For brands, that means the question isn't "should I optimize for Google or AI search?" Instead, you should be asking "who am I trying to reach, what problem are they trying to solve, and what does genuinely useful content look like for each moment in that journey?"

Now we have GEO (SEO's sibling) to factor into our marketing strategy

SEO isn't dead, but it has a sibling now. GEO (Generative Engine Optimization) is the practice of understanding how AI-powered search platforms decide what to surface, cite, and recommend. It's a new and evolving space that we're still learning about.

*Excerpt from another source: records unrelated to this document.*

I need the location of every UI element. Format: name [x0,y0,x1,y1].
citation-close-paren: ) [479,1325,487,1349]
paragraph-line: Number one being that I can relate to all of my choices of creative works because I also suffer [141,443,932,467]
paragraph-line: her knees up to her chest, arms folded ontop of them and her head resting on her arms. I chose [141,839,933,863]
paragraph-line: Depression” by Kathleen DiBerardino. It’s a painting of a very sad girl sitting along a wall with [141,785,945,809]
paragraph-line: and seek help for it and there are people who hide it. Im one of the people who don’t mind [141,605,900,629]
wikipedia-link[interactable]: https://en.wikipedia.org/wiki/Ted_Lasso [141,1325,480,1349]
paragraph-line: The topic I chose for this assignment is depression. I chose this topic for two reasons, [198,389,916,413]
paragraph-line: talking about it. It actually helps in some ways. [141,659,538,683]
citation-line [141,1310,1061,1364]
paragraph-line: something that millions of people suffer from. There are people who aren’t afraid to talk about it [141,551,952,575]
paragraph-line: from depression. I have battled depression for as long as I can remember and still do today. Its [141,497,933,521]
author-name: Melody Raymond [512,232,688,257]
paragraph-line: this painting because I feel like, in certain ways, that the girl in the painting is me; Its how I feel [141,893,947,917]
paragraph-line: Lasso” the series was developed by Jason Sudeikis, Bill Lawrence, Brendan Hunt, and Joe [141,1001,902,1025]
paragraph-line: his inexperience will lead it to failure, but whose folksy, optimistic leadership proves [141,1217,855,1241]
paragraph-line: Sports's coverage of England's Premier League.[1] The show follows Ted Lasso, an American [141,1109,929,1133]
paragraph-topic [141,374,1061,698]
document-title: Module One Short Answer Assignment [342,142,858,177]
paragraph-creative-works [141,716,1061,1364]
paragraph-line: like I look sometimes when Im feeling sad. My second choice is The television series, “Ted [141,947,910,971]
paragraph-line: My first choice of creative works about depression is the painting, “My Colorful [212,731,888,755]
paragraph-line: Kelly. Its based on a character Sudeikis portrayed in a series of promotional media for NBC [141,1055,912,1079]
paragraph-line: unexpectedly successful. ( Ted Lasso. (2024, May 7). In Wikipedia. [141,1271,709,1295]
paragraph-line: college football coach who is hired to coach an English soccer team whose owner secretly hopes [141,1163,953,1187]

What we do know is that strong SEO fundamentals still matter. That means focusing on:

  • Clear content that articulates who you are and how you help people
  • Consistency in brand positioning
  • Content freshness
  • Being aware of how other people talk about your brand, because those narratives feed AI models

Sure, Google's AI Mode surfaces different content than ChatGPT does. But the foundation remains the same: be genuinely useful, be clearly findable, and be consistently who you say you are.

Does E-E-A-T still apply?

Search engines will always aim to answer objective queries, and AI has gotten good at answering the informational ones. But that still leaves opportunity for brands with a point of view to create subjective content that showcases real expertise and perspective.

E-E-A-T (Experience, Expertise, Authoritativeness, Trustworthiness) becomes even more important in an AI-powered search world. E-E-A-T is how you get cited by AI, not ranking high on SERP.

So, what does this mean for the future of search?

I was always confident that Google would survive. What surprised me is how quickly "surviving" led to a complete transformation of the search engine (and of search itself).

The thing I'm watching most closely now is wearables. What happens when AI starts searching on our behalf before we even type a query? And how might you influence what a device surfaces before any searches are initiated?

I think applications of AI in the next few years will look different in ways we can't even wrap our heads around now. I expect AI technologies to become more and more integrated into our lives. Apple's moves here will be worth watching.

In the meantime, my advice is to stay curious, keep testing, and keep an eye on how these platforms evolve. The search landscape in 2026 is far more interesting and complex than it was when I first hit publish on this blog.